One policy issue that I think is really still potent in this election is women’s reproductive rights, and Vance is an albatross on everything related to women. The policy issue that has the most salience for the right is immigration, but that was true in the U.K. too and Labour went on to have one of it best ever election results. Unhappiness with immigration will keep Trump and Vance from completely collapsing, but it won’t put them over the top. They’ve been pushed into the role of the incumbents, and that’s not where you want to be in this election cycle.
Small quibble, the Fascists really didn’t win much in France.
Is the title of this article off? Walz?
yes, thanks. D’oh.
As noted by others, you may want to change the headline. Otherwise, I need to look around to see if there are any reports or analyses on where these local MAGA officials may be and what damage they can do.
Really good analysis, thanks. A couple of additional thoughts:
1 – Walz is a “progressive” only because Minnesota Dems had a trifecta and passed a bunch of stuff like free school lunch for all, and don’t beat up trans kids, and abortion access, and pro-labor laws. Before that he was a “moderate” from a center-right rural district and one of the most bipartisan members of the House. The most important thing about picking him is no key party faction had issues with him (as labor did with Kelly, and progressives did with Shapiro on Gaza and student protests). The joy and chemistry he and Harris exude is a bonus, and the voter reaction is made possible by the party unity (and relief after weeks of agonizing about BIden).
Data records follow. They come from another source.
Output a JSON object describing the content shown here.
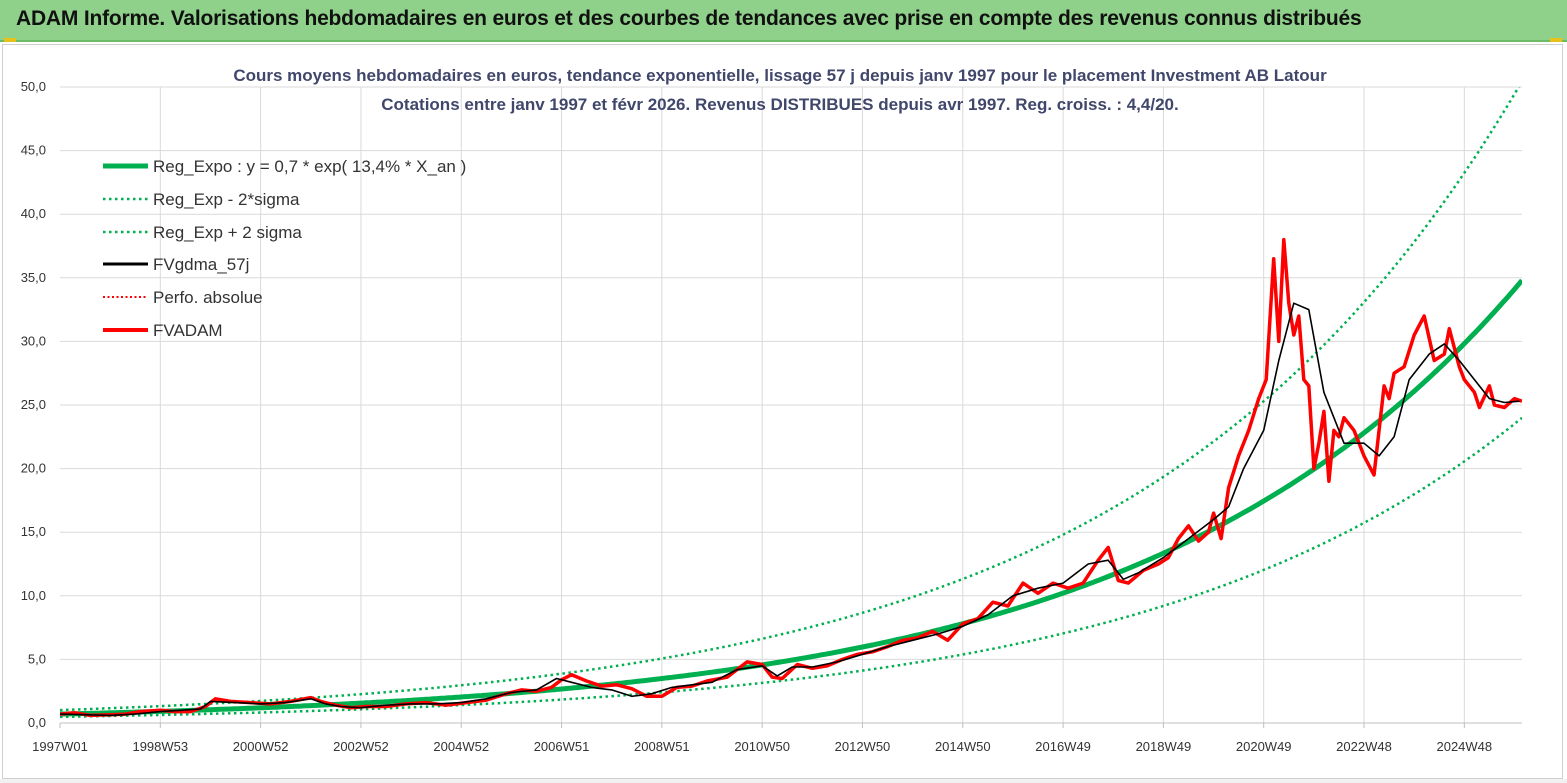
{
  "header": {
    "title": "ADAM Informe. Valorisations hebdomadaires en euros et des courbes de tendances avec prise en compte des revenus connus distribués"
  },
  "colors": {
    "header_bg": "#8fd18a",
    "regression": "#00b050",
    "smoothed": "#000000",
    "price": "#ff0000",
    "perf": "#ff0000",
    "grid": "#d9d9d9",
    "title_text": "#40476b"
  },
  "chart_data": {
    "type": "line",
    "title": "Cours moyens hebdomadaires en euros, tendance exponentielle, lissage 57 j depuis janv 1997 pour le placement Investment AB Latour",
    "subtitle": "Cotations entre janv 1997 et févr 2026. Revenus DISTRIBUES depuis avr 1997. Reg. croiss. : 4,4/20.",
    "xlabel": "",
    "ylabel": "",
    "ylim": [
      0,
      50
    ],
    "xlim": [
      1997.0,
      2026.15
    ],
    "y_ticks": [
      "0,0",
      "5,0",
      "10,0",
      "15,0",
      "20,0",
      "25,0",
      "30,0",
      "35,0",
      "40,0",
      "45,0",
      "50,0"
    ],
    "y_tick_values": [
      0,
      5,
      10,
      15,
      20,
      25,
      30,
      35,
      40,
      45,
      50
    ],
    "x_tick_labels": [
      "1997W01",
      "1998W53",
      "2000W52",
      "2002W52",
      "2004W52",
      "2006W51",
      "2008W51",
      "2010W50",
      "2012W50",
      "2014W50",
      "2016W49",
      "2018W49",
      "2020W49",
      "2022W48",
      "2024W48"
    ],
    "x_tick_values": [
      1997.0,
      1999.0,
      2001.0,
      2003.0,
      2005.0,
      2007.0,
      2009.0,
      2011.0,
      2013.0,
      2015.0,
      2017.0,
      2019.0,
      2021.0,
      2023.0,
      2025.0
    ],
    "grid": true,
    "legend_position": "top-left",
    "regression": {
      "a": 0.7,
      "rate": 0.134,
      "sigma_band_factor": 1.45
    },
    "series": [
      {
        "name": "Reg_Expo : y = 0,7 * exp( 13,4% *  X_an )",
        "style": "solid-thick",
        "color": "#00b050",
        "values": "computed from regression a * exp(rate * years since 1997)"
      },
      {
        "name": "Reg_Exp - 2*sigma",
        "style": "dotted",
        "color": "#00b050",
        "values": "regression / 1.45"
      },
      {
        "name": "Reg_Exp + 2 sigma",
        "style": "dotted",
        "color": "#00b050",
        "values": "regression * 1.45"
      },
      {
        "name": "FVgdma_57j",
        "style": "solid-thin",
        "color": "#000000",
        "x": [
          1997.0,
          1997.5,
          1998.0,
          1998.5,
          1999.0,
          1999.4,
          1999.8,
          2000.0,
          2000.5,
          2001.0,
          2001.5,
          2002.0,
          2002.3,
          2002.6,
          2003.0,
          2003.5,
          2004.0,
          2004.5,
          2005.0,
          2005.5,
          2006.0,
          2006.5,
          2006.9,
          2007.2,
          2007.6,
          2008.0,
          2008.4,
          2008.8,
          2009.2,
          2009.6,
          2010.0,
          2010.5,
          2011.0,
          2011.3,
          2011.6,
          2012.0,
          2012.5,
          2013.0,
          2013.5,
          2014.0,
          2014.5,
          2015.0,
          2015.5,
          2016.0,
          2016.5,
          2017.0,
          2017.5,
          2017.9,
          2018.2,
          2018.5,
          2019.0,
          2019.5,
          2020.0,
          2020.3,
          2020.6,
          2021.0,
          2021.3,
          2021.6,
          2021.9,
          2022.2,
          2022.6,
          2023.0,
          2023.3,
          2023.6,
          2023.9,
          2024.3,
          2024.6,
          2024.9,
          2025.2,
          2025.5,
          2025.8,
          2026.1
        ],
        "values": [
          0.7,
          0.65,
          0.6,
          0.7,
          0.9,
          1.0,
          1.1,
          1.7,
          1.6,
          1.5,
          1.6,
          1.9,
          1.5,
          1.3,
          1.2,
          1.4,
          1.5,
          1.5,
          1.6,
          1.9,
          2.4,
          2.6,
          3.5,
          3.2,
          2.8,
          2.6,
          2.1,
          2.3,
          2.8,
          3.0,
          3.2,
          4.2,
          4.5,
          3.7,
          4.4,
          4.4,
          4.8,
          5.4,
          6.0,
          6.5,
          7.0,
          7.6,
          8.5,
          10.0,
          10.6,
          11.0,
          12.5,
          12.8,
          11.3,
          11.8,
          13.0,
          14.5,
          16.0,
          17.0,
          20.0,
          23.0,
          28.5,
          33.0,
          32.5,
          26.0,
          22.0,
          22.0,
          21.0,
          22.5,
          27.0,
          29.0,
          29.8,
          28.5,
          27.0,
          25.5,
          25.2,
          25.3
        ]
      },
      {
        "name": "Perfo. absolue",
        "style": "dotted",
        "color": "#ff0000",
        "values": "not visibly distinct from FVADAM"
      },
      {
        "name": "FVADAM",
        "style": "solid-thick",
        "color": "#ff0000",
        "x": [
          1997.0,
          1997.3,
          1997.6,
          1998.0,
          1998.3,
          1998.6,
          1999.0,
          1999.3,
          1999.6,
          1999.9,
          2000.1,
          2000.4,
          2000.8,
          2001.2,
          2001.6,
          2002.0,
          2002.2,
          2002.5,
          2002.8,
          2003.1,
          2003.5,
          2003.9,
          2004.3,
          2004.7,
          2005.1,
          2005.5,
          2005.9,
          2006.2,
          2006.5,
          2006.8,
          2007.0,
          2007.2,
          2007.5,
          2007.8,
          2008.1,
          2008.4,
          2008.7,
          2009.0,
          2009.3,
          2009.6,
          2009.9,
          2010.3,
          2010.7,
          2011.0,
          2011.2,
          2011.4,
          2011.7,
          2012.0,
          2012.3,
          2012.6,
          2012.9,
          2013.2,
          2013.5,
          2013.8,
          2014.1,
          2014.4,
          2014.7,
          2015.0,
          2015.3,
          2015.6,
          2015.9,
          2016.2,
          2016.5,
          2016.8,
          2017.1,
          2017.4,
          2017.7,
          2017.9,
          2018.1,
          2018.3,
          2018.6,
          2018.9,
          2019.1,
          2019.3,
          2019.5,
          2019.7,
          2019.9,
          2020.0,
          2020.15,
          2020.3,
          2020.5,
          2020.7,
          2020.9,
          2021.05,
          2021.2,
          2021.3,
          2021.4,
          2021.5,
          2021.6,
          2021.7,
          2021.8,
          2021.9,
          2022.0,
          2022.1,
          2022.2,
          2022.3,
          2022.4,
          2022.5,
          2022.6,
          2022.8,
          2023.0,
          2023.2,
          2023.4,
          2023.5,
          2023.6,
          2023.8,
          2024.0,
          2024.2,
          2024.4,
          2024.6,
          2024.7,
          2024.9,
          2025.0,
          2025.2,
          2025.3,
          2025.5,
          2025.6,
          2025.8,
          2026.0,
          2026.15
        ],
        "values": [
          0.7,
          0.8,
          0.6,
          0.65,
          0.7,
          0.9,
          1.0,
          0.9,
          0.9,
          1.3,
          1.9,
          1.7,
          1.6,
          1.5,
          1.7,
          2.0,
          1.7,
          1.4,
          1.2,
          1.3,
          1.3,
          1.5,
          1.6,
          1.4,
          1.6,
          1.8,
          2.3,
          2.6,
          2.5,
          2.8,
          3.4,
          3.8,
          3.3,
          2.9,
          3.0,
          2.7,
          2.1,
          2.1,
          2.8,
          2.9,
          3.3,
          3.6,
          4.8,
          4.6,
          3.6,
          3.5,
          4.6,
          4.3,
          4.5,
          5.0,
          5.4,
          5.6,
          6.0,
          6.5,
          6.7,
          7.2,
          6.5,
          7.8,
          8.2,
          9.5,
          9.2,
          11.0,
          10.2,
          11.0,
          10.6,
          11.0,
          12.8,
          13.8,
          11.2,
          11.0,
          12.0,
          12.5,
          13.0,
          14.5,
          15.5,
          14.3,
          15.0,
          16.5,
          14.5,
          18.5,
          21.0,
          23.0,
          25.5,
          27.0,
          36.5,
          30.0,
          38.0,
          33.0,
          30.5,
          32.0,
          27.0,
          26.5,
          20.0,
          22.0,
          24.5,
          19.0,
          23.0,
          22.5,
          24.0,
          23.0,
          21.0,
          19.5,
          26.5,
          25.5,
          27.5,
          28.0,
          30.5,
          32.0,
          28.5,
          29.0,
          31.0,
          28.0,
          27.0,
          26.0,
          24.8,
          26.5,
          25.0,
          24.8,
          25.5,
          25.3
        ]
      }
    ]
  }
}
2 – It’s not just that Harris is a better campaigner than she was four years ago; and that she’s getting the “newness” vote. It’s also that she and the Democrats have done a superb job of “blocking and tackling”, I.e., the nuts and bolts of campaigning. Everything from Biden’s withdrawal/endorsement of her, to her calling 100+ party leaders in 10 hours, to locking up a majority of delegates within 48 hours, to the party faction/affinity groups for Harris Zoom calls, to the VP pick, to the messaging (and message discipline), to this swing state campaign swing before the convention has been executed about as well as it possibly could be.
3 – As for GOP attempts to steal the election, the primary task (as I see it) for 99% of us is to focus on winning Nov. 5, and by as large a margin as possible. If Harris sweeps MI, PA, WI in the north and AZ, GA, NC, NV in the south/west, then that’s the single biggest factor blocking Trump’s 2nd attempt to overthrow a presidential election.
In addition to Marc Elias and the hundreds of Dem lawyers who’ll be doing election integrity work at polling stations and in courthouses, I hope there’s a team quietly putting together a political strategy for short-circuiting Trump’s attempted overthrow, and that the strategy includes “Uncle Joe” using the full powers of his office (including DOJ, DHS, DOD, NPS, etc.) to squelch any such attempts.